Ш.: Я звоню по чужой кредитной карте.

Л.: А, ну тогда ладно, не обеднеют. Ты веришь в Бога. Читай Библию. Там все написано. Кому я должен верить — этим нашим партийным блинам, директору и парторгу? Они вами манипулируют, как котятами. Ладно. Будь здоров. Всего тебе хорошего…

За этот долгий разговор он много раз прощался, жалея деньги Владимира Степановича. По всему было видно, что к деньгам он относится серьезно, с большим уважением. Слава Богу, он не сказал в этот раз, что Советский Союз купил для Эфроса западную прессу (в том числе, выходит, и «Русскую мысль»). Кстати, о «пряниках». Поездки Эфрос не любил: «Когда начинаются разъезды, это конец. Люди живут от поездки до поездки. Но лишать людей радости, которой действительно не так много, было бы с моей стороны некультурно».

Вот что он думал по поводу заграничного «пряника», и со счастливой улыбкой вспоминал гастроли в Куйбышеве, где фактически состоялась вторая премьера «Мизантропа» и появились замечательные рецензии не московского «розлива». А в Париже после спектакля «Вишневый сад» в мужскую гримерную вбежал взволнованный человек со слезами на глазах, как потом выяснилось — актер из Тель-Авива, покинувший давным-давно Россию: «Такой спектакль мог сделать только Моцарт… Это Моцарт, Моцарт». Один актер пошутил: «Передайте это Любимову. Вы увидите его в Израиле?» — «Конечно, увижу…» — «Вот и передайте ему свои впечатления в этих самых выражениях, дескать, Эфрос — это Моцарт, и не менее. Ему будет очень приятно». — «Обязательно передам, непременно передам», — расшаркивался ничего не ведавший, не посвященный в наши интриги израильский пожилой актер.

…Когда Владимир Степанович вернулся с полбанкой американских жуков и спросил, где керосин, Алексахин разливал чай и приговаривал:

— Вот такие пироги, Лариса… Как вас по батюшке? Александровна… Ну, славно, славно. Что, артист, загрустил?.. Да брось ты с этими жуками возиться, выпей чайку на дорожку… Не хочешь? Ну, а крепче нельзя… нам можно только по пять грамм… Сливочного масла я сейчас найду вам, уважаемая. Да… А буквально через год после панихиды по Эфросу ему, — Алексахин кивнул в сторону Народного, — достанется за рассказ, в фильме его генетического врага, как он посмел репетировать Гамлета. Генетический враг пострашнее классового будет, потому что действия его непредсказуемы, как действия женщины во гневе, когда осквернено ее брачное ложе. Читали «Медею» когда-нибудь?..

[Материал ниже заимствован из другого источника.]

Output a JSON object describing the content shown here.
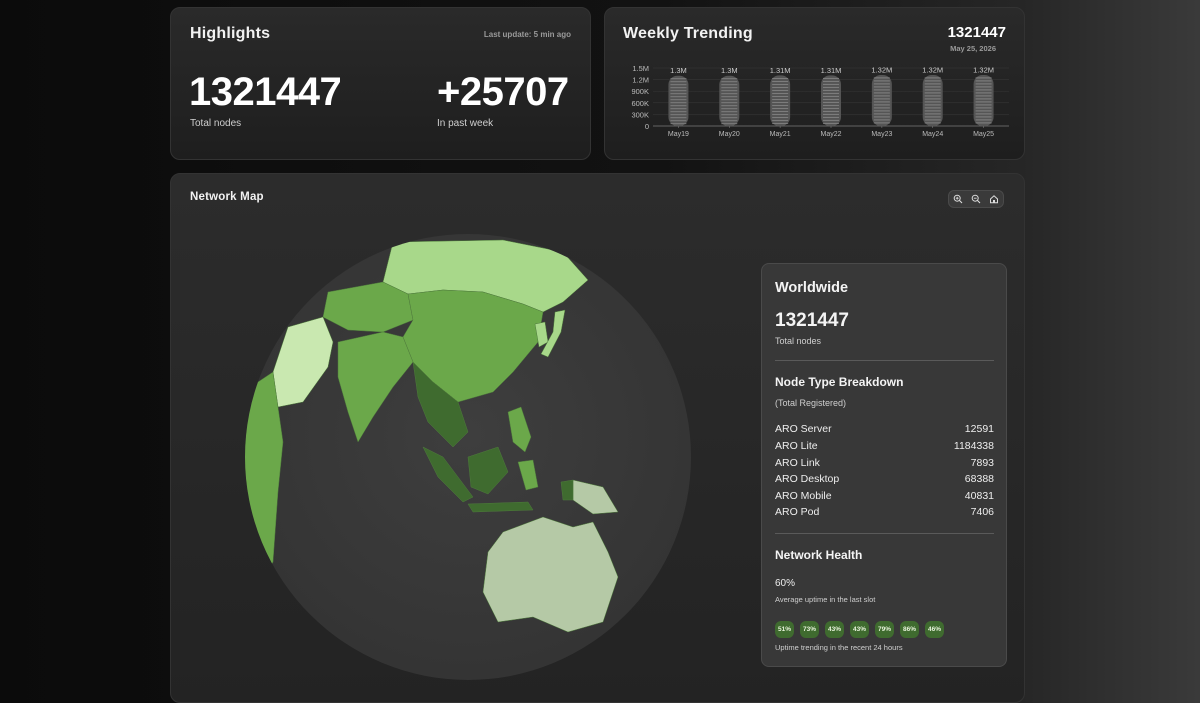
{
  "highlights": {
    "title": "Highlights",
    "last_update": "Last update: 5 min ago",
    "total_nodes": "1321447",
    "total_nodes_label": "Total nodes",
    "past_week": "+25707",
    "past_week_label": "In past week"
  },
  "trending": {
    "title": "Weekly Trending",
    "value": "1321447",
    "date": "May 25, 2026"
  },
  "chart_data": {
    "type": "bar",
    "categories": [
      "May19",
      "May20",
      "May21",
      "May22",
      "May23",
      "May24",
      "May25"
    ],
    "values": [
      1300000,
      1300000,
      1310000,
      1310000,
      1320000,
      1320000,
      1320000
    ],
    "value_labels": [
      "1.3M",
      "1.3M",
      "1.31M",
      "1.31M",
      "1.32M",
      "1.32M",
      "1.32M"
    ],
    "y_ticks": [
      "0",
      "300K",
      "600K",
      "900K",
      "1.2M",
      "1.5M"
    ],
    "ylim": [
      0,
      1500000
    ],
    "grid": true
  },
  "network": {
    "title": "Network Map",
    "zoom_in_icon": "zoom-in-icon",
    "zoom_out_icon": "zoom-out-icon",
    "home_icon": "home-icon"
  },
  "worldwide": {
    "title": "Worldwide",
    "total": "1321447",
    "total_label": "Total nodes",
    "breakdown_title": "Node Type Breakdown",
    "breakdown_sub": "(Total Registered)",
    "types": [
      {
        "name": "ARO Server",
        "count": "12591"
      },
      {
        "name": "ARO Lite",
        "count": "1184338"
      },
      {
        "name": "ARO Link",
        "count": "7893"
      },
      {
        "name": "ARO Desktop",
        "count": "68388"
      },
      {
        "name": "ARO Mobile",
        "count": "40831"
      },
      {
        "name": "ARO Pod",
        "count": "7406"
      }
    ],
    "health_title": "Network Health",
    "health_value": "60%",
    "health_label": "Average uptime in the last slot",
    "uptime": [
      "51%",
      "73%",
      "43%",
      "43%",
      "79%",
      "86%",
      "46%"
    ],
    "uptime_label": "Uptime trending in the recent 24 hours"
  },
  "colors": {
    "accent_green": "#3f6b2f",
    "land_light": "#a8d88a",
    "land_mid": "#6ba84a",
    "land_dark": "#3f6b2f",
    "land_pale": "#b5c9a6",
    "ocean": "#3a3a3a"
  }
}
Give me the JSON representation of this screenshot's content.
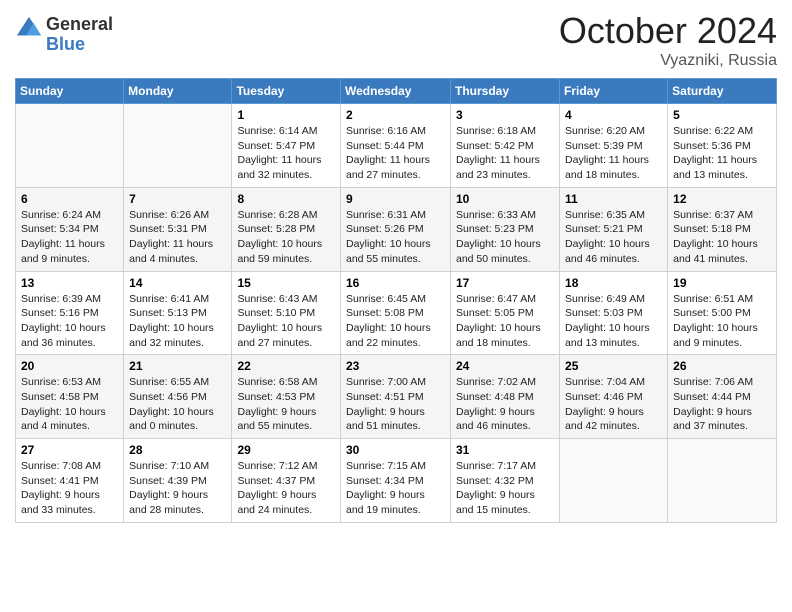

— Да, я сдавала античку в университете.

— В античке много интересного… Так вот, Шелепов поделился с одним режиссером перед камерой, как он Гамлета репетировал по распоряжению Любимова… Это важно. Приказ Любимова был, не сам же он в Гамлеты полез в отсутствие Высоцкого-Гамлета, а не по приказу… Вот тоже, все шумят — Шекспир, Шекспир… Надо же, Высоцкий играл Гамлета! Ах, скажите, какая радость, какое достижение нашей культуры! А для меня то, что он Гамлета играл, и то, что он был муж Марины Влади, одинаково… — Да ведь надо горевать, что он тратил время и жизнь на шутов и принцев. Он один был целый шекспировский театр. Вместо этого лицедейства лучше бы лишнюю песню написал… Вы любите Высоцкого?

— Мой муж его обожает… собирает все записи, всю литературу о нем…

— Ну, тогда нам есть о чем поговорить… Это первач… по рюмочке… разведите вареньицем, правильно. Так вот, что касается самого Владимира Семеновича, то для меня во много раз важнее его социальная функция, о чем еще мало и мимоходом говорилось, — Алексахин наступил на свою клавишу. Забегая вперед, скажем, что этот странный человек, матерщинник, нигилист и выпивоха, через два года уверует в Бога, будет служить в церкви, петь на клиросе и читать проповеди.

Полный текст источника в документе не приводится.